O pensamento era tentador, uma miragem no deserto de sua dor. Fugir com o homem que a havia enganado, com o homem que, em segredo, ela ainda sentia uma atração inegável. Mas a imagem do seu pai, o rosto gentil e confiante dele, se sobrepôs à sua fraqueza.

“Não”, ela disse, a voz firme, embora seu coração estivesse em pedaços. “Eu não vou fugir. Eu vou ficar e enfrentar isso. Eu vou limpar o nome do meu pai. E você, Leonardo, vai encarar as consequências dos seus atos.”

Uma lágrima solitária rolou pela face suja de Leonardo. Ele apertou os lábios, o desespero em seu olhar se transformando em uma determinação sombria. “Você não entende o perigo que corre. Eles não vão parar. Se eu cair, eles vão te arrastar comigo.”

“Então eu terei que ser forte o suficiente para não ser arrastada”, Isabella respondeu, sua determinação crescendo a cada palavra. Ela se soltou dele, o contato físico de repente insuportável.

O som das sirenes estava agora bem perto. Luzes vermelhas e azuis pulsavam na fumaça, pintando o cenário caótico com cores fantasmagóricas. Leonardo a olhou uma última vez, um olhar de adeus e promessa, antes de se virar e desaparecer na multidão que corria em direção ao fogo.

Isabella ficou ali, sozinha em meio ao caos, o calor das chamas ainda queimando em sua pele, o frio da verdade gelando sua alma. Ela sabia que aquela noite marcava o fim de uma era e o início de algo muito mais perigoso. A guerra contra Leonardo Bastos havia acabado. Agora, a luta era para desmascarar a verdade, para vingar o nome de seu pai e para encontrar o seu próprio lugar em um mundo que parecia ter desmoronado ao seu redor.
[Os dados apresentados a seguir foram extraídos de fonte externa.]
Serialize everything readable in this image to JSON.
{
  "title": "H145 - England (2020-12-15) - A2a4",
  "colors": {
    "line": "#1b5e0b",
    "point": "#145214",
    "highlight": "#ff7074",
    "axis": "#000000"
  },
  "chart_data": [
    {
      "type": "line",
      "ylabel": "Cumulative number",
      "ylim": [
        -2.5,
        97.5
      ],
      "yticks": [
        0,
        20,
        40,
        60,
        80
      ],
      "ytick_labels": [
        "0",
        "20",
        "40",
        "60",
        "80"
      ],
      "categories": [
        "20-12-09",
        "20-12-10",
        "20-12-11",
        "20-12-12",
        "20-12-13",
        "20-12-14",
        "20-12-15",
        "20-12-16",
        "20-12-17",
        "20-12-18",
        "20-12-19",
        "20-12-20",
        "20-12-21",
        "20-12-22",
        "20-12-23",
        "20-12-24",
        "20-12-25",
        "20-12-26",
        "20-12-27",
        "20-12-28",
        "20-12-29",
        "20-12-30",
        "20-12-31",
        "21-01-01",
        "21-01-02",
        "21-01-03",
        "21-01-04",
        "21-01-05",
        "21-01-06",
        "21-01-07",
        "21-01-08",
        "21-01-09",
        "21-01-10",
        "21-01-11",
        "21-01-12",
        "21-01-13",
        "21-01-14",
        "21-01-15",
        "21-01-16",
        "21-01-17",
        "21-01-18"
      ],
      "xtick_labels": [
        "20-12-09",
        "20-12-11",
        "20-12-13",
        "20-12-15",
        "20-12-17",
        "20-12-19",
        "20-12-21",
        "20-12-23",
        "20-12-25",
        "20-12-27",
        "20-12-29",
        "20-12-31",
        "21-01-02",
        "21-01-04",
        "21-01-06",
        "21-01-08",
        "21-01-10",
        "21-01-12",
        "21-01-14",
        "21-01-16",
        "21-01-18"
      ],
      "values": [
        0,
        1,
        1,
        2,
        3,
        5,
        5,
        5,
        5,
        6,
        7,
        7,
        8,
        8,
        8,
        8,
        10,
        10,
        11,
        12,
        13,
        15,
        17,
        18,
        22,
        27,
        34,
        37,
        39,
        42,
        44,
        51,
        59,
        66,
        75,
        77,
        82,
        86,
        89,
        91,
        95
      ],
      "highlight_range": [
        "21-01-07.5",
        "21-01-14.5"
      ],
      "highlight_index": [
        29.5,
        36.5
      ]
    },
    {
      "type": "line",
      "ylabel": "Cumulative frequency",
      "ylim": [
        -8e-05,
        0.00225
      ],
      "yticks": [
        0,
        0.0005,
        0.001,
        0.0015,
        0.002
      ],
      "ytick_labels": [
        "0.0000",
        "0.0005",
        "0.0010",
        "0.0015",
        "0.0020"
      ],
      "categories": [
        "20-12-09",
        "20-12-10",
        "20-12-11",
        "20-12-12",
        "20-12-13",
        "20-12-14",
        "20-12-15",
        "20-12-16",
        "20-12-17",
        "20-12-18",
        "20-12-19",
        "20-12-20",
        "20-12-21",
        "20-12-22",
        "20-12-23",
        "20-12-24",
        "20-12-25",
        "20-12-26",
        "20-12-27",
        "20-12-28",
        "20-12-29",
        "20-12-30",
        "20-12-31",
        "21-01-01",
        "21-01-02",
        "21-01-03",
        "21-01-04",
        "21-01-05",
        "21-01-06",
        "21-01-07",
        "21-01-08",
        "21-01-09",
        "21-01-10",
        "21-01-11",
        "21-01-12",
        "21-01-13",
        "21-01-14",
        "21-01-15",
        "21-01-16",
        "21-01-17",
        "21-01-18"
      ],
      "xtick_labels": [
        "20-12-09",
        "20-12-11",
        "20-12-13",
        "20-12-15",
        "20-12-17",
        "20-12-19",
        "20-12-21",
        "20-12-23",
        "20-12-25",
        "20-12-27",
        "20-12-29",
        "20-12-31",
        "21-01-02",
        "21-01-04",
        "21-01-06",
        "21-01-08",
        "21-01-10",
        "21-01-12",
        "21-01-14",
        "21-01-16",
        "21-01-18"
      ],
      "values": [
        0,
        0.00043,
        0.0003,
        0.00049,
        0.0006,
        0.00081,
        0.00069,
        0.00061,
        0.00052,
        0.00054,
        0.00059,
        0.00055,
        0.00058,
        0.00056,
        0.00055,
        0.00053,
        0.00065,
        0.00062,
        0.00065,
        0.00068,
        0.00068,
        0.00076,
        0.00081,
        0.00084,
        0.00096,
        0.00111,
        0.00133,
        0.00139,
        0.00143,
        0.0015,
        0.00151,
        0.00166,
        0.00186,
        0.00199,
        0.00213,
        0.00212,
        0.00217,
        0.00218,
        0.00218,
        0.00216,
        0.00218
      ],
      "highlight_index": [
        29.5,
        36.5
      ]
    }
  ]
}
Enquanto os bombeiros lutavam contra as chamas, Isabella sentia o peso do futuro em seus ombros. Ela estava cercada por sombras, mas, pela primeira vez, sentia uma luz tênue de esperança – a esperança de que, mesmo nas cinzas, algo novo e forte poderia nascer. Ela não podia mais ser a vítima. Era hora de se tornar a heroína de sua própria história, mesmo que o caminho fosse pavimentado com dor e incerteza. A fuga de Leonardo era uma confirmação de sua culpa, um convite para a batalha. E Isabella estava pronta para lutar.